Mercier donne cours à sa colère. Quoi ! depuis janvier, le service de la statistique sait que Schwarzkoppen a embauché un officier et que l’attaché allemand tire du ministère de la Guerre ses renseignements ! Et, depuis neuf mois, aucun indice n’a été recueilli ! À quoi sert ce coûteux office ? Que fait le général Gonse, sous-chef d’État-Major, qui l’a directement sous ses ordres ? Et Boisdeffre lui-même ?

Mercier, mieux que tout autre, se rendait compte combien sa situation, politique et militaire, était devenue précaire. Que la trahison s’ébruite et que le traître reste introuvable, ce sera, pour lui, le coup de grâce. La presse, les Chambres qui vont être convoquées, imputeront à lui seul cette incurie. À tout prix, — vous l’entendez, Gonse ! et vous, Boisdeffre ! — il faut découvrir le traître. Le cercle des recherches est petit, circonscrit à l’État-Major. Cherchez, trouvez !

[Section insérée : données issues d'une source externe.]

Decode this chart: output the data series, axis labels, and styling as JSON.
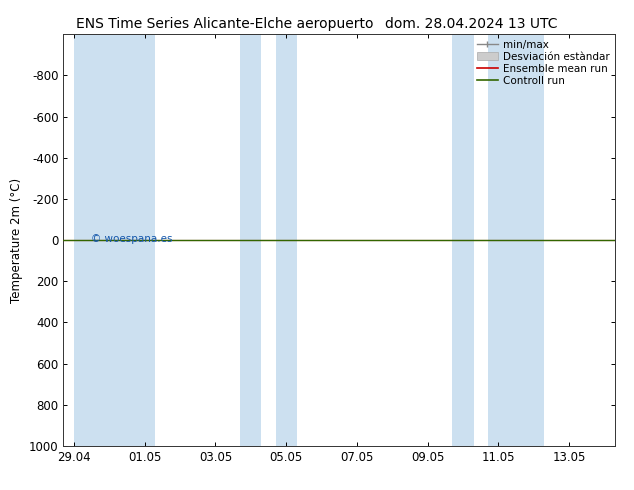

Le général de Boisdeffre prétend « qu’il était absent lorsque survint la découverte du bordereau[1] ». Selon Mercier, au contraire, le document reçu par Henry fut porté par lui au colonel Sandherr, « par qui il est arrivé au général Gonse, au général de Boisdeffre et enfin au ministre[2]». Contradiction singulière.

Quant à la manière dont le bordereau est arrivé, Mercier, Gonse, les officiers du bureau, Lauth, Gribelin, tous, sauf Boisdeffre, qui s’en tait, et Cordier, qui semble

  1. Cass., I, 259, Boisdeffre.
  2. Cass., I, 3, Mercier. — À Rennes, Mercier insiste : « Le bordereau avait été remis au commandant Henry, et présenté par lui à son chef le colonel Sandherr, et au général de Boisdeffre. » Boisdeffre dit simplement : « Le bordereau a été découvert et apporté au ministère en septembre, comme vous savez. » (Rennes, I, 518.)